You can use soda data checks, to test quality of your data in Features DataFrame.

Checks are written in Soda CL (Checks Language).

Soda CL Documentation

Documentation can be found here: https://docs.soda.io/soda-cl/soda-cl-overview.html

In the documentation checks start with definition that looks like checks for dim_product:

dim_product is the name of the DataFrame we want to check. Here you don’t have to define it, it’s done automatically by odap framework.

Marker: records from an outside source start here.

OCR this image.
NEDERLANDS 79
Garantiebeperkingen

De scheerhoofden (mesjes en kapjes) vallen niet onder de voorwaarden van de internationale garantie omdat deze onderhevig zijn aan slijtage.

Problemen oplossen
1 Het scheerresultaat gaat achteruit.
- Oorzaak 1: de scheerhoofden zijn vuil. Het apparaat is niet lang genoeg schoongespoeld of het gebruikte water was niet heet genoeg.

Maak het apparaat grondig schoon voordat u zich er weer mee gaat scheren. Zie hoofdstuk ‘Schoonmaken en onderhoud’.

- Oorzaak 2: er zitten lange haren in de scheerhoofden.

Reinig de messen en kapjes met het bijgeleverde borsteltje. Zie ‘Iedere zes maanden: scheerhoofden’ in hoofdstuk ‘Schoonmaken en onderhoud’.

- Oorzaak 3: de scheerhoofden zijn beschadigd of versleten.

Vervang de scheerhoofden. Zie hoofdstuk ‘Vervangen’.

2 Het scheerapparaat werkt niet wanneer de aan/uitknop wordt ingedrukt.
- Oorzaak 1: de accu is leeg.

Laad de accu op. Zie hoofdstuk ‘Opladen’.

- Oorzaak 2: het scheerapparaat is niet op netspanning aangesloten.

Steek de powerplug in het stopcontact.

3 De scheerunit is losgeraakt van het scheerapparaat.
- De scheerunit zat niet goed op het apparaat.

In case you run orchestration or dry run on more than one feature, features are first joined to one DataFrame and then the checks are ran on it.


YAML →Python

In provided documentation checks are in YAML format. To apply them on your features, they need to be rewritten to Python(json).

<aside> 💡 To some sort of success an online YAML → python converter can be used.

</aside>

Example

Checks in YAML

checks for my_dataframe:
	- invalid_count(column_name) = 0:
		valid values: ['hodnota1', 'hodnota2', 'hodnota3']
	- missing_percent(web_visit_count) < 50%

Checks in Python

dq_checks = [
	{
		'invalid_count(column_name) = 0': {
	        "valid values": ["hodnota1", "hodnota2", "hodnota3"]
		}
	},
	'missing_percent(web_visit_count) < 50%'
]

How to define checks

You can define checks inside Feature Notebook by adding dq_checks list. In that list write needed checks in python syntax more in Soda CL Documentation.